2.2 Annual remuneration report

  • Public and state-owned companies must also prepare a remuneration report each year in respect of the previous financial year, for presentation and approval at the AGM.
  • The report must comprise a background statement, the remuneration policy and an implementation report detailing:
    • total remuneration of each director and prescribed officer;
    • total remuneration of the highest-paid and lowest-paid employees;
    • average and median total remuneration of all employees; and
    • a remuneration gap ratio, reflecting the ratio between the total remuneration of the top five per cent highest-paid employees and the total remuneration of the bottom five per cent lowest-paid employees.
  • If shareholders do not approve the remuneration report:
    • the remuneration committee must address their concerns at the following AGM, and non-executive directors serving on the remuneration committee must stand for re-election as committee members;
    • if the report is rejected again the following year, those committee members may continue as directors only if they are re-elected at that AGM and are disqualified from serving on the remuneration committee for two years.

(These re-election and disqualification consequences do not apply to committee members who served fewer than 12 months during the year under review.)

3. Reform of alternative dispute resolution

Section 19 of the Companies Amendment Act amends the alternative dispute resolution framework under section 166 of the Companies Act.
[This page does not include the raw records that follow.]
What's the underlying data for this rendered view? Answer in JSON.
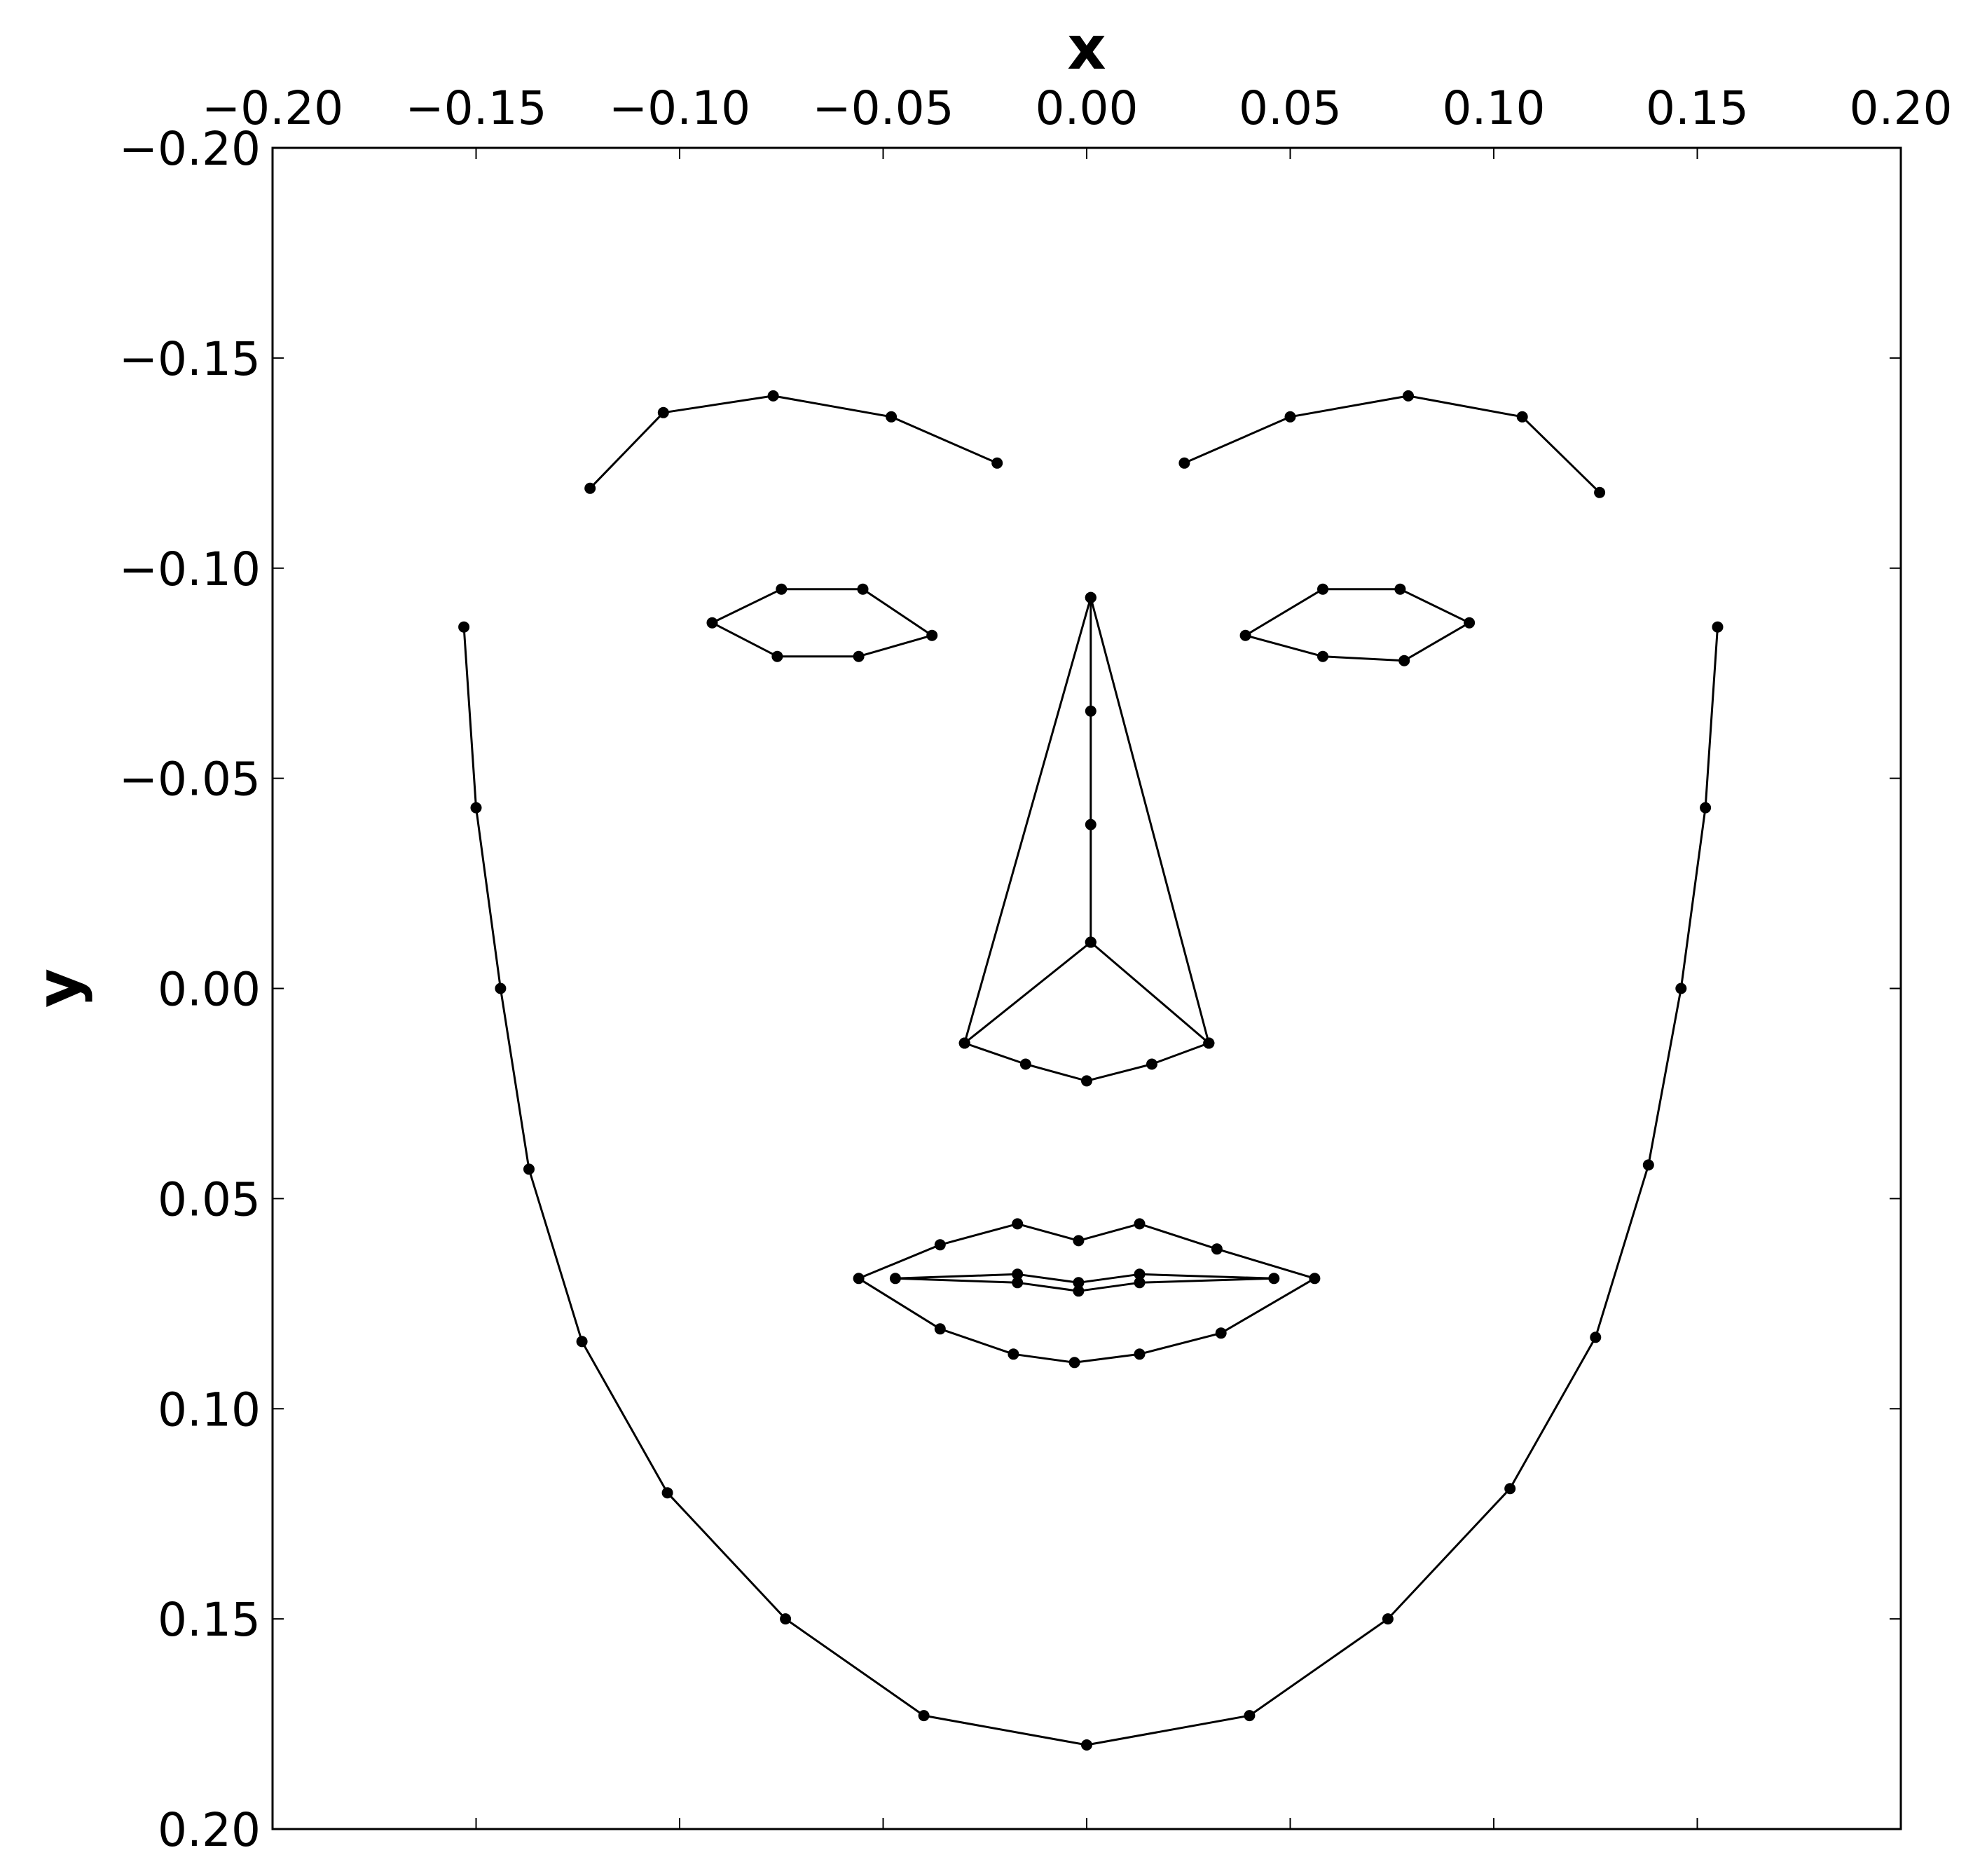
{
  "chart_data": {
    "type": "scatter",
    "xlabel": "x",
    "ylabel": "y",
    "xlim": [
      -0.2,
      0.2
    ],
    "ylim": [
      -0.2,
      0.2
    ],
    "y_inverted": true,
    "x_axis_position": "top",
    "grid": false,
    "legend": "none",
    "marker_color": "#000000",
    "line_color": "#000000",
    "x_ticks": [
      -0.2,
      -0.15,
      -0.1,
      -0.05,
      0.0,
      0.05,
      0.1,
      0.15,
      0.2
    ],
    "y_ticks": [
      -0.2,
      -0.15,
      -0.1,
      -0.05,
      0.0,
      0.05,
      0.1,
      0.15,
      0.2
    ],
    "x_tick_labels": [
      "−0.20",
      "−0.15",
      "−0.10",
      "−0.05",
      "0.00",
      "0.05",
      "0.10",
      "0.15",
      "0.20"
    ],
    "y_tick_labels": [
      "−0.20",
      "−0.15",
      "−0.10",
      "−0.05",
      "0.00",
      "0.05",
      "0.10",
      "0.15",
      "0.20"
    ],
    "series": [
      {
        "points": [
          [
            -0.153,
            -0.086
          ],
          [
            -0.15,
            -0.043
          ],
          [
            -0.144,
            0.0
          ],
          [
            -0.137,
            0.043
          ],
          [
            -0.124,
            0.084
          ],
          [
            -0.103,
            0.12
          ],
          [
            -0.074,
            0.15
          ],
          [
            -0.04,
            0.173
          ],
          [
            0.0,
            0.18
          ],
          [
            0.04,
            0.173
          ],
          [
            0.074,
            0.15
          ],
          [
            0.104,
            0.119
          ],
          [
            0.125,
            0.083
          ],
          [
            0.138,
            0.042
          ],
          [
            0.146,
            0.0
          ],
          [
            0.152,
            -0.043
          ],
          [
            0.155,
            -0.086
          ]
        ],
        "closed": false
      },
      {
        "points": [
          [
            -0.122,
            -0.119
          ],
          [
            -0.104,
            -0.137
          ],
          [
            -0.077,
            -0.141
          ],
          [
            -0.048,
            -0.136
          ],
          [
            -0.022,
            -0.125
          ]
        ],
        "closed": false
      },
      {
        "points": [
          [
            0.024,
            -0.125
          ],
          [
            0.05,
            -0.136
          ],
          [
            0.079,
            -0.141
          ],
          [
            0.107,
            -0.136
          ],
          [
            0.126,
            -0.118
          ]
        ],
        "closed": false
      },
      {
        "points": [
          [
            0.001,
            -0.093
          ],
          [
            0.001,
            -0.066
          ],
          [
            0.001,
            -0.039
          ],
          [
            0.001,
            -0.011
          ]
        ],
        "closed": false
      },
      {
        "points": [
          [
            0.001,
            -0.093
          ],
          [
            -0.03,
            0.013
          ]
        ],
        "closed": false
      },
      {
        "points": [
          [
            0.001,
            -0.093
          ],
          [
            0.03,
            0.013
          ]
        ],
        "closed": false
      },
      {
        "points": [
          [
            0.001,
            -0.011
          ],
          [
            -0.03,
            0.013
          ]
        ],
        "closed": false
      },
      {
        "points": [
          [
            0.001,
            -0.011
          ],
          [
            0.03,
            0.013
          ]
        ],
        "closed": false
      },
      {
        "points": [
          [
            -0.03,
            0.013
          ],
          [
            -0.015,
            0.018
          ],
          [
            0.0,
            0.022
          ],
          [
            0.016,
            0.018
          ],
          [
            0.03,
            0.013
          ]
        ],
        "closed": false
      },
      {
        "points": [
          [
            -0.092,
            -0.087
          ],
          [
            -0.075,
            -0.095
          ],
          [
            -0.055,
            -0.095
          ],
          [
            -0.038,
            -0.084
          ],
          [
            -0.056,
            -0.079
          ],
          [
            -0.076,
            -0.079
          ]
        ],
        "closed": true
      },
      {
        "points": [
          [
            0.039,
            -0.084
          ],
          [
            0.058,
            -0.095
          ],
          [
            0.077,
            -0.095
          ],
          [
            0.094,
            -0.087
          ],
          [
            0.078,
            -0.078
          ],
          [
            0.058,
            -0.079
          ]
        ],
        "closed": true
      },
      {
        "points": [
          [
            -0.056,
            0.069
          ],
          [
            -0.036,
            0.061
          ],
          [
            -0.017,
            0.056
          ],
          [
            -0.002,
            0.06
          ],
          [
            0.013,
            0.056
          ],
          [
            0.032,
            0.062
          ],
          [
            0.056,
            0.069
          ],
          [
            0.033,
            0.082
          ],
          [
            0.013,
            0.087
          ],
          [
            -0.003,
            0.089
          ],
          [
            -0.018,
            0.087
          ],
          [
            -0.036,
            0.081
          ]
        ],
        "closed": true
      },
      {
        "points": [
          [
            -0.047,
            0.069
          ],
          [
            -0.017,
            0.068
          ],
          [
            -0.002,
            0.07
          ],
          [
            0.013,
            0.068
          ],
          [
            0.046,
            0.069
          ],
          [
            0.013,
            0.07
          ],
          [
            -0.002,
            0.072
          ],
          [
            -0.017,
            0.07
          ]
        ],
        "closed": true
      }
    ]
  }
}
Some of the changes are:

  • Centralised forum: Disputes may now be referred only to the Companies Tribunal, consolidating ADR functions.
  • Tiered ADR process: Where the Companies Tribunal issues a certificate of non-resolution following failed mediation or conciliation, the matter may be referred to the Companies Tribunal for arbitration. A party objecting to the same Tribunal member conducting the arbitration may file an objection, requiring the Tribunal to appoint another member. An arbitrator’s award is final and binding.
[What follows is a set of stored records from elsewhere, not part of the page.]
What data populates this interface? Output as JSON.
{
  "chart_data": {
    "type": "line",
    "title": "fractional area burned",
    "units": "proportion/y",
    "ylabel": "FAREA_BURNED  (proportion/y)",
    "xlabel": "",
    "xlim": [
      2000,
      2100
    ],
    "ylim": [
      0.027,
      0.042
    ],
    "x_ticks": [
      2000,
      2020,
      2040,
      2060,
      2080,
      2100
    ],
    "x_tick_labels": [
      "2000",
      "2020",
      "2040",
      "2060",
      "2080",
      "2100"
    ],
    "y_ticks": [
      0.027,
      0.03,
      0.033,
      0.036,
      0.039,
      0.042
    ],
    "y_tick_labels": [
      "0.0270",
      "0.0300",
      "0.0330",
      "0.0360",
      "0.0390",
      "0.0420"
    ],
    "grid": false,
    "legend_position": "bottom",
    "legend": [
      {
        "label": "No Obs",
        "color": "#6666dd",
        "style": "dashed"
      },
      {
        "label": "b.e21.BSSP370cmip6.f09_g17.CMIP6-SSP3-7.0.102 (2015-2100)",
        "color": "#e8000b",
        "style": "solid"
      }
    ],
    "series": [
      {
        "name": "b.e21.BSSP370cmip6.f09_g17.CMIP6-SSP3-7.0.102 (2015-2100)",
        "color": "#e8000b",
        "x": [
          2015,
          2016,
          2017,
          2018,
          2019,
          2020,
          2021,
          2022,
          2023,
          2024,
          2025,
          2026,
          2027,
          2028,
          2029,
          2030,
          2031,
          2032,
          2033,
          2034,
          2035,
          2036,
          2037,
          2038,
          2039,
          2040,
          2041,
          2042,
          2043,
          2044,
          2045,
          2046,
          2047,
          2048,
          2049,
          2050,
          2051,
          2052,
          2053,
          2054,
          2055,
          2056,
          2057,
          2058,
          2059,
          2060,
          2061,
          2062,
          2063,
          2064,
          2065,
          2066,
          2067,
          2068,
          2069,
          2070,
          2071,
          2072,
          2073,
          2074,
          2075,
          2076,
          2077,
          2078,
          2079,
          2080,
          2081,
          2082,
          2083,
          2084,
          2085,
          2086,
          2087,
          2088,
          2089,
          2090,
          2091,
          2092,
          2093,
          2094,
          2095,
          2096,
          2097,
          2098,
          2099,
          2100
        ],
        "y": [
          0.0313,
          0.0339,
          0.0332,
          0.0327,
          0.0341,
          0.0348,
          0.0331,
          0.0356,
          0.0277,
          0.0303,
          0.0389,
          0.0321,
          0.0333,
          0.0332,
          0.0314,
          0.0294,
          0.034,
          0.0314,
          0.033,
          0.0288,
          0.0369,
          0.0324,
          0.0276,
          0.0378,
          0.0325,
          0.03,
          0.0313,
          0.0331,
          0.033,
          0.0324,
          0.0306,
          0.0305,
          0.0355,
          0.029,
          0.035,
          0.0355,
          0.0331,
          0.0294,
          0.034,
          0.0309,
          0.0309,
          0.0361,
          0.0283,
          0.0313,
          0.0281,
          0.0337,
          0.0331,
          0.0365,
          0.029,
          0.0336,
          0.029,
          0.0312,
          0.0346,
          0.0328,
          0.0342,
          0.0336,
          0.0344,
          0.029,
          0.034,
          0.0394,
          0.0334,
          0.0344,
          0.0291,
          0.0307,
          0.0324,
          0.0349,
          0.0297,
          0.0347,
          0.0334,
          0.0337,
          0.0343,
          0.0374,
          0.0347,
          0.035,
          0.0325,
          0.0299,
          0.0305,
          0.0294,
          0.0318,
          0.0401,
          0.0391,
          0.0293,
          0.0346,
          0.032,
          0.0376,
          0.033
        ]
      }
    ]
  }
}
4. Key provisions of the Companies Amendment Act not yet in force

Several provisions of the Companies Amendment Act remain enacted but not yet in operation. They will only take effect once brought into force by further presidential proclamation. Key pending amendments include:

  • Amendments to section 26 of the Companies Act (access to company records).
  • The insertion of a new section 72(6B) into the Companies Act empowering the Minister to prescribe minimum qualifications for social and ethics committee members.
  • The insertion of a new section 72(12) into the Companies Act, requiring social and ethics committees to present annual reports.
  • The amendment of section 118 of the Companies Act, changing the test for application of the Takeover Regulations to private companies - from a securities transfer percentage test to a shareholder count plus prescribed financial thresholds test.

Conclusion

Affected companies should review their remuneration policies, reporting practices, governance frameworks and AGM materials to ensure compliance, and assess practical steps for their reporting cycles.

The content of this article is intended to provide a general guide to the subject matter. Specialist advice should be sought about your specific circumstances.